Kim Dong Yoo constantly maintains his Pop Art approaches. One of his early works, Republic of Korea (1993) is significant as a beginning of his double images and the recent butterfly series. This series is based on the actual stamps that were published, distributed and purchased. The artist borrows this merchandising imagery, which loses its own visual uniqueness since it is casually used in ordinary life. Also, by exaggerating the original stamps’ vivid colours that were designed in order to arouse customers’ interest, he keeps Pop Art’s mode and obtains a wild primitive impression at the same time.

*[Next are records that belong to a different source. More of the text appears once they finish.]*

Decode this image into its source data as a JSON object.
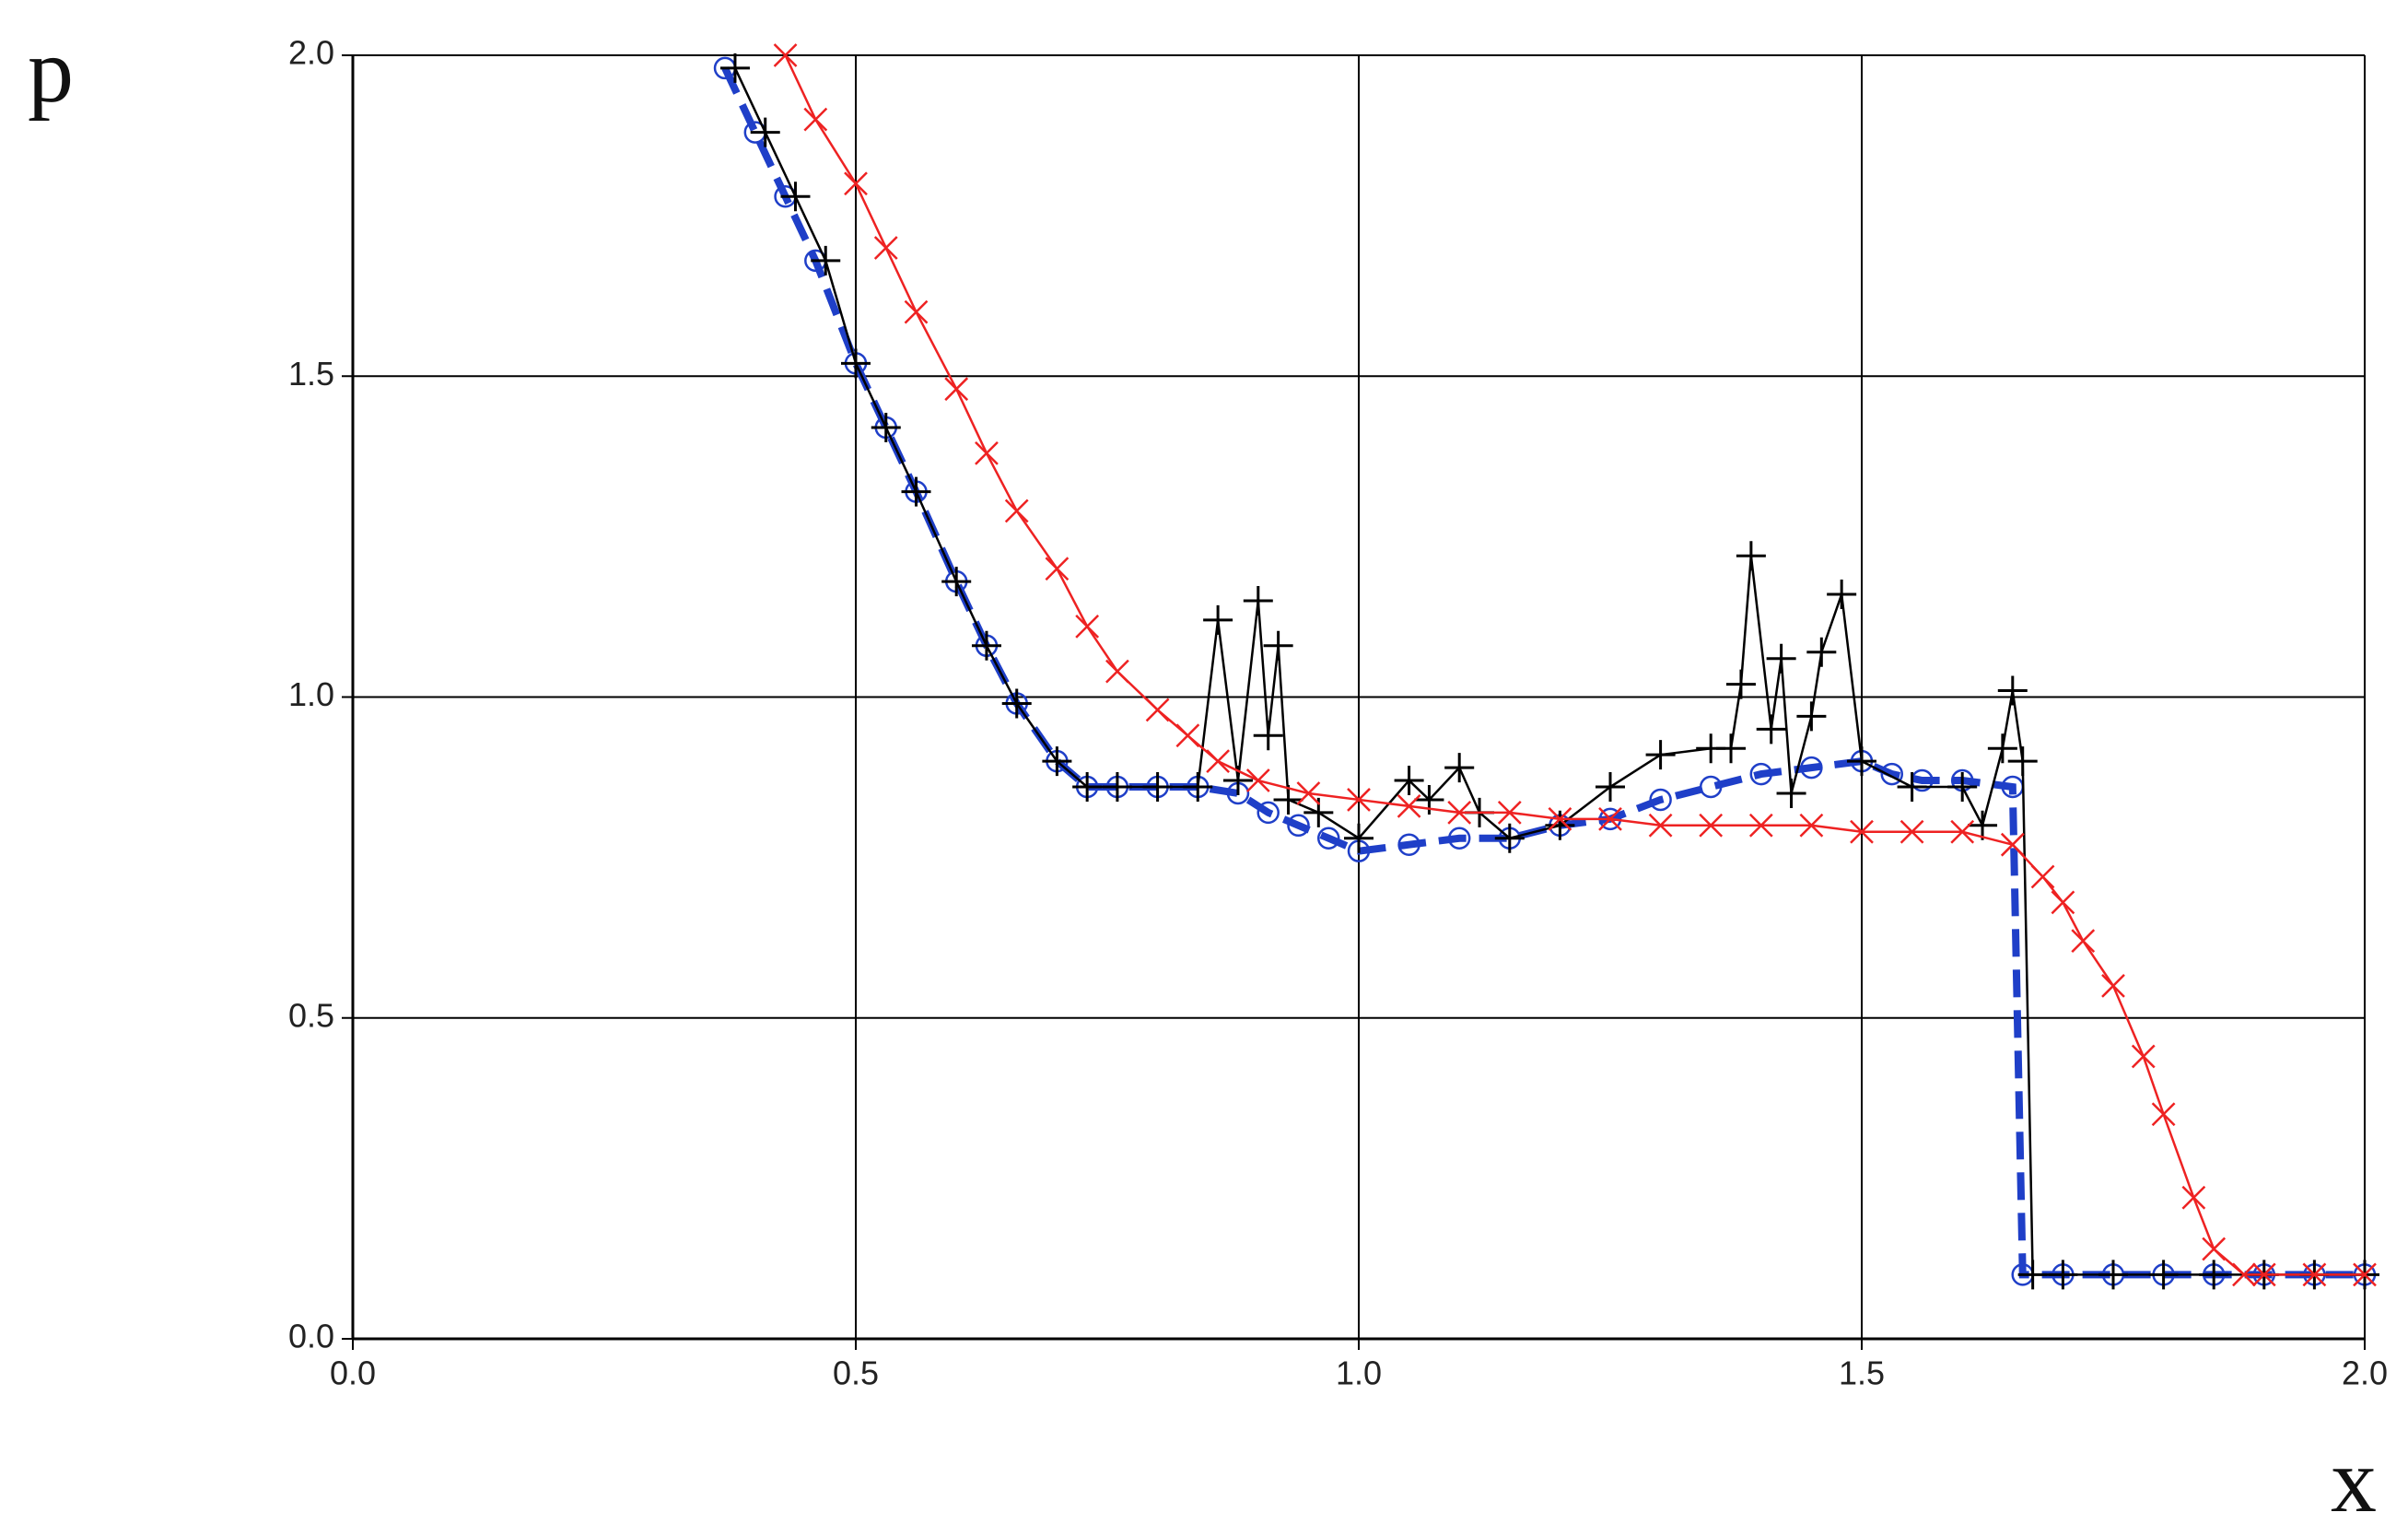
{
  "chart_data": {
    "type": "line",
    "x_label": "x",
    "y_label": "p",
    "xlim": [
      0,
      2
    ],
    "ylim": [
      0,
      2
    ],
    "xticks": [
      {
        "value": 0,
        "label": "0.0"
      },
      {
        "value": 0.5,
        "label": "0.5"
      },
      {
        "value": 1,
        "label": "1.0"
      },
      {
        "value": 1.5,
        "label": "1.5"
      },
      {
        "value": 2,
        "label": "2.0"
      }
    ],
    "yticks": [
      {
        "value": 0,
        "label": "0.0"
      },
      {
        "value": 0.5,
        "label": "0.5"
      },
      {
        "value": 1,
        "label": "1.0"
      },
      {
        "value": 1.5,
        "label": "1.5"
      },
      {
        "value": 2,
        "label": "2.0"
      }
    ],
    "grid": true,
    "series": [
      {
        "color": "#1f3fc8",
        "marker": "circle",
        "dash": true,
        "x": [
          0.37,
          0.4,
          0.43,
          0.46,
          0.5,
          0.53,
          0.56,
          0.6,
          0.63,
          0.66,
          0.7,
          0.73,
          0.76,
          0.8,
          0.84,
          0.88,
          0.91,
          0.94,
          0.97,
          1.0,
          1.05,
          1.1,
          1.15,
          1.2,
          1.25,
          1.3,
          1.35,
          1.4,
          1.45,
          1.5,
          1.53,
          1.56,
          1.6,
          1.65,
          1.66,
          1.7,
          1.75,
          1.8,
          1.85,
          1.9,
          1.95,
          2.0
        ],
        "values": [
          1.98,
          1.88,
          1.78,
          1.68,
          1.52,
          1.42,
          1.32,
          1.18,
          1.08,
          0.99,
          0.9,
          0.86,
          0.86,
          0.86,
          0.86,
          0.85,
          0.82,
          0.8,
          0.78,
          0.76,
          0.77,
          0.78,
          0.78,
          0.8,
          0.81,
          0.84,
          0.86,
          0.88,
          0.89,
          0.9,
          0.88,
          0.87,
          0.87,
          0.86,
          0.1,
          0.1,
          0.1,
          0.1,
          0.1,
          0.1,
          0.1,
          0.1
        ]
      },
      {
        "color": "#000000",
        "marker": "plus",
        "dash": false,
        "x": [
          0.38,
          0.41,
          0.44,
          0.47,
          0.5,
          0.53,
          0.56,
          0.6,
          0.63,
          0.66,
          0.7,
          0.73,
          0.76,
          0.8,
          0.84,
          0.86,
          0.88,
          0.9,
          0.91,
          0.92,
          0.93,
          0.96,
          1.0,
          1.05,
          1.07,
          1.1,
          1.12,
          1.15,
          1.2,
          1.25,
          1.3,
          1.35,
          1.37,
          1.38,
          1.39,
          1.41,
          1.42,
          1.43,
          1.45,
          1.46,
          1.48,
          1.5,
          1.55,
          1.6,
          1.62,
          1.64,
          1.65,
          1.66,
          1.67,
          1.7,
          1.75,
          1.8,
          1.85,
          1.9,
          1.95,
          2.0
        ],
        "values": [
          1.98,
          1.88,
          1.78,
          1.68,
          1.52,
          1.42,
          1.32,
          1.18,
          1.08,
          0.99,
          0.9,
          0.86,
          0.86,
          0.86,
          0.86,
          1.12,
          0.87,
          1.15,
          0.94,
          1.08,
          0.84,
          0.82,
          0.78,
          0.87,
          0.84,
          0.89,
          0.82,
          0.78,
          0.8,
          0.86,
          0.91,
          0.92,
          0.92,
          1.02,
          1.22,
          0.95,
          1.06,
          0.85,
          0.97,
          1.07,
          1.16,
          0.9,
          0.86,
          0.86,
          0.8,
          0.92,
          1.01,
          0.9,
          0.1,
          0.1,
          0.1,
          0.1,
          0.1,
          0.1,
          0.1,
          0.1
        ]
      },
      {
        "color": "#ee2222",
        "marker": "cross",
        "dash": false,
        "x": [
          0.43,
          0.46,
          0.5,
          0.53,
          0.56,
          0.6,
          0.63,
          0.66,
          0.7,
          0.73,
          0.76,
          0.8,
          0.83,
          0.86,
          0.9,
          0.95,
          1.0,
          1.05,
          1.1,
          1.15,
          1.2,
          1.25,
          1.3,
          1.35,
          1.4,
          1.45,
          1.5,
          1.55,
          1.6,
          1.65,
          1.68,
          1.7,
          1.72,
          1.75,
          1.78,
          1.8,
          1.83,
          1.85,
          1.88,
          1.9,
          1.95,
          2.0
        ],
        "values": [
          2.0,
          1.9,
          1.8,
          1.7,
          1.6,
          1.48,
          1.38,
          1.29,
          1.2,
          1.11,
          1.04,
          0.98,
          0.94,
          0.9,
          0.87,
          0.85,
          0.84,
          0.83,
          0.82,
          0.82,
          0.81,
          0.81,
          0.8,
          0.8,
          0.8,
          0.8,
          0.79,
          0.79,
          0.79,
          0.77,
          0.72,
          0.68,
          0.62,
          0.55,
          0.44,
          0.35,
          0.22,
          0.14,
          0.1,
          0.1,
          0.1,
          0.1
        ]
      }
    ]
  }
}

Peter Stichbury’s Emily Trim (2015) pays tribute to a group of children aged between 5 and 12, who witnessed a UFO and its occupants at Ariel Primary School in Ruwa, Zimbabwe in 1994. Emily Trim’s delicate, pale countenance and preoccupied gaze suggest the close encounter has left her removed from any firm sense of a singular reality. Stichbury’s exaggerated realism reinforces a sense of otherworldliness and an internal disorientation, both of which communicate the subject’s ambivalence toward traditional assumptions about the primacy of the human organism in the cosmos.

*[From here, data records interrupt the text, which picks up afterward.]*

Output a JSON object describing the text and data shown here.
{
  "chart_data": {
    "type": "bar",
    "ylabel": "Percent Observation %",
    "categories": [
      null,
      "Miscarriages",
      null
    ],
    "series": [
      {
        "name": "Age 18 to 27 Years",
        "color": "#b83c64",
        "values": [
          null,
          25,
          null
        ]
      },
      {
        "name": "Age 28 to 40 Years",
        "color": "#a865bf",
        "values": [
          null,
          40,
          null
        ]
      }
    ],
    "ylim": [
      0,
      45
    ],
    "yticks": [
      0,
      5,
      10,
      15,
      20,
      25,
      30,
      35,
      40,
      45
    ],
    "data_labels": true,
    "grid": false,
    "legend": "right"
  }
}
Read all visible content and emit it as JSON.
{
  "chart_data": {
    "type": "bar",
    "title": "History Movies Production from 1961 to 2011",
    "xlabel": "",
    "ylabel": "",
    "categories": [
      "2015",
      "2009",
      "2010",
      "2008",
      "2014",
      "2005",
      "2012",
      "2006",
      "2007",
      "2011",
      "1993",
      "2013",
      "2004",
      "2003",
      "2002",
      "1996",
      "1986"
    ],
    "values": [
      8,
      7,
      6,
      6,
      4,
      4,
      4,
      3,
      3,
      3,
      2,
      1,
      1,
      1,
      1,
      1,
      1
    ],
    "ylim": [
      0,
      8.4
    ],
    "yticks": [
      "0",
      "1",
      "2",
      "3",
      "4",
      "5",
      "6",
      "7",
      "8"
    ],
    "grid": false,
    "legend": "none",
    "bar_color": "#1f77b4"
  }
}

Cindy Wright’s Broken Bones (2014) accurately depicts a human skull specimen. The combination of Cindy’s superior technique and a sophisticated usage of charcoal achieves an extremely precise expression. It enables the work to escape from distaste or revulsion that could often occur from similar objects. The work embraces intrinsic existential themes, such as presence, death and time by an anatomical description excluding emotions.


It is interesting to read Yun Suk One’s David (2015) as a pictorial transformation of Louise Lawler’s (b. 1947) methodology. His paintings usually borrow the photo images of old sculptures. He pays attention to the way that the marble sculpture’s colour changes to a grey-tone gradation when it turns into photography. Accordingly, Yun Suk One continuously presents monochrome paintings. Sometimes, lines, dots and irregular bumpy surfaces that are deliberately or spontaneously scattered on the canvas play a metaphoric role to show the lapse of the time and the transition of the environment that the sculpture went through.